How does Red Hat help and work internally?
Work on CNV began in 2016 and the developers released it to the open source the next year, and OpenShift Virtualization was formally released in mid-July 2020 with the introduction of the OpenShift 4.5. This is visible in the version number—the CNV naming strategy is still followed and the released version was 2.4.
OpenShift 2.4 enhanced VM management. With this function, companies could simultaneously deploy and handle VMs and container workloads in OpenShift. How? Through Kubernetes' custom tools. New tools are currently under development and can be introduced through the OpenShift cluster.
Figure: VMs into OpenShift run side by side with containers
The new OpenShift Virtualization allows companies to execute activities on various server virtualization systems. Activities such as:
- Building and controlling VMs for Linux and Windows
- Linking VMs using the web management console and command-line tools
- Importing and copying existing VMs
- Managing network interface controllers, and
- Maintaining hard drives linked to VMs
By adding the typical VM workloads to the Kubernetes environment, OpenShift Virtualization targets stacking workflows and development silos for conventional and cloud-native apps.
Figure: Red Hat OpenShift console showing the orchestrated VMs
Container-native virtualization is just another example of Red Hat’s dedication to Kubernetes as the future of orchestration of applications and a shared practice in the open hybrid cloud. The demand for effective and safe portability of software across environments and operating systems has pushed the industry to search for stronger designs for virtualization.
A major innovation is that of a hypervisor software, which provides the foundation for a virtualization platform.
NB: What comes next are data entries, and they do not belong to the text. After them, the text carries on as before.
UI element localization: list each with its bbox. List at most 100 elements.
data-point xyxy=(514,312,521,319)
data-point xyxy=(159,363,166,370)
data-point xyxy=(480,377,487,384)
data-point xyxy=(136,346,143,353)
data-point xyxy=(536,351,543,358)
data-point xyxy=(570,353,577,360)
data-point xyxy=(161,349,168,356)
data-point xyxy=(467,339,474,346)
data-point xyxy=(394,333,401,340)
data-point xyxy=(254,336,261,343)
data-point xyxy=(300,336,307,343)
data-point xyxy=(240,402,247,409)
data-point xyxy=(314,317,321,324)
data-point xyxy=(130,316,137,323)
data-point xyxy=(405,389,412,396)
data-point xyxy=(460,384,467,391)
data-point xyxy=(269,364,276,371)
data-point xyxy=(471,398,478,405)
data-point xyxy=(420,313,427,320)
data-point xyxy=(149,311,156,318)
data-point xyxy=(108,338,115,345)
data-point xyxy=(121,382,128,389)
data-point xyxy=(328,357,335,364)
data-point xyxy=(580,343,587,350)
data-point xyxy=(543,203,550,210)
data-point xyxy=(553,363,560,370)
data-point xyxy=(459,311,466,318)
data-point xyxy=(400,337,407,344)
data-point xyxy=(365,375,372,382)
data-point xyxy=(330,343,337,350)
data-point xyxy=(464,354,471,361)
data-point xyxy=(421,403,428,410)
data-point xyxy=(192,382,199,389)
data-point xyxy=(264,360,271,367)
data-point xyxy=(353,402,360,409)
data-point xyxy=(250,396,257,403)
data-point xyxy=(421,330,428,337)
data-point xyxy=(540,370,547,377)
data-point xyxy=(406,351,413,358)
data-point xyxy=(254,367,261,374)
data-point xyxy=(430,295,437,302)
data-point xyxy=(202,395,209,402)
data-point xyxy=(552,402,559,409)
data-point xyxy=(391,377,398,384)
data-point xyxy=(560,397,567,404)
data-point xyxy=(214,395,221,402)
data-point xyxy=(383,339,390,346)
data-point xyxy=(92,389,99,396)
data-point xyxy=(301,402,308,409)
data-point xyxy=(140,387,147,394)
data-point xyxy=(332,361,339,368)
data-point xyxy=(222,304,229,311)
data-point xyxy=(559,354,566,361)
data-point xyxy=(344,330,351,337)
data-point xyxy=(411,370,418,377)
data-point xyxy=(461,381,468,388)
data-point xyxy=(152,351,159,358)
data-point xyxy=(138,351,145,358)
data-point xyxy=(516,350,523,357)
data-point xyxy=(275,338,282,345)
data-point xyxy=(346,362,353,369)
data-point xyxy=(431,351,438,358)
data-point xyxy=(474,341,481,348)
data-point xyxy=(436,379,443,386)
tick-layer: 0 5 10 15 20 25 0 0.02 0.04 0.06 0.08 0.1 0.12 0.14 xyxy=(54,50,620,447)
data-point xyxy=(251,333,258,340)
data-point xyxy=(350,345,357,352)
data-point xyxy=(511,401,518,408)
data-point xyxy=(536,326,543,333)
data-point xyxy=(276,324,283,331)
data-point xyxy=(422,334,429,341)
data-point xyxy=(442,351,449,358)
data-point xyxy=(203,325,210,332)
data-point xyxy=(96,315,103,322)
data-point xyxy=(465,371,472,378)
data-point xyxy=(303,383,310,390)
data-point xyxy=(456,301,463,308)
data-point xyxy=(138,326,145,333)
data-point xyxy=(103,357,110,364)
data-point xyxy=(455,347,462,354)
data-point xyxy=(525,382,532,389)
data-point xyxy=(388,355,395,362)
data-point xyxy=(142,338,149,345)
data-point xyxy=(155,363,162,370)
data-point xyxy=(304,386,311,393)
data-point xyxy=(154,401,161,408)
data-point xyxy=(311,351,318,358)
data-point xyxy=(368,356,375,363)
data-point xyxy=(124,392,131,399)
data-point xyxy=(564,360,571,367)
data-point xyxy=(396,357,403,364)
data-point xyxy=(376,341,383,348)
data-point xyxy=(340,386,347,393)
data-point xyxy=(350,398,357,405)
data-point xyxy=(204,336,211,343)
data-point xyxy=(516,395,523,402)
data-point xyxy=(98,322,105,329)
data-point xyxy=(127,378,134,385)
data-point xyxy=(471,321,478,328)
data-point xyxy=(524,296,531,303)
It enables effective creation, monitoring, and management of multiple VMs. But while the virtualization hypervisor paradigm is now used to effectively deploy countless applications across the wide spectrum of settings, it has some built-in limitations. Container virtualization is helpful in resolving some key problems, such as:
- Limited ability to concurrently run workloads of virtual guest operating systems (OS)
- Inability to freely delegate staff to systems
- Decreased application performance owing to high overhead from calls from the guest OS to the hypervisor
How can HCL help in your endeavor through collaboration with Red Hat?
HCL has had a long-standing collaborative relationship with Red Hat and a skilled team of engineers who have dedicatedly worked on Red Hat technologies and bring years of cross-domain expertise to the fore. Our Center of Excellence is focused on Red Hat technologies and specifically on OpenShift. We have led the way for multiple global organizations on their container journeys and Red Hat OpenShift adoptions.
No matter where you are in your container journey, whether evaluating a container platform or wondering how you could transform your current platform, HCL is here to help.
Reach out to us to maximize the benefits of adopting Red Hat OpenShift Virtualization.
Container-native virtualization has the potential to accelerate the adoption of container platforms in your organization. Not only will this improve the availability of the applications hosted on VMs, but also ensure that the applications that are containerized are able to communicate better with the virtualized ones running on the same platform. The agility this can bring in containerization of legacy workload is remarkable. Red Hat enables organizations to realize the numerous benefits that this evolution can bring in large enterprises struggling with their legacy workload, and HCL has the right resources and expertise to help in this journey.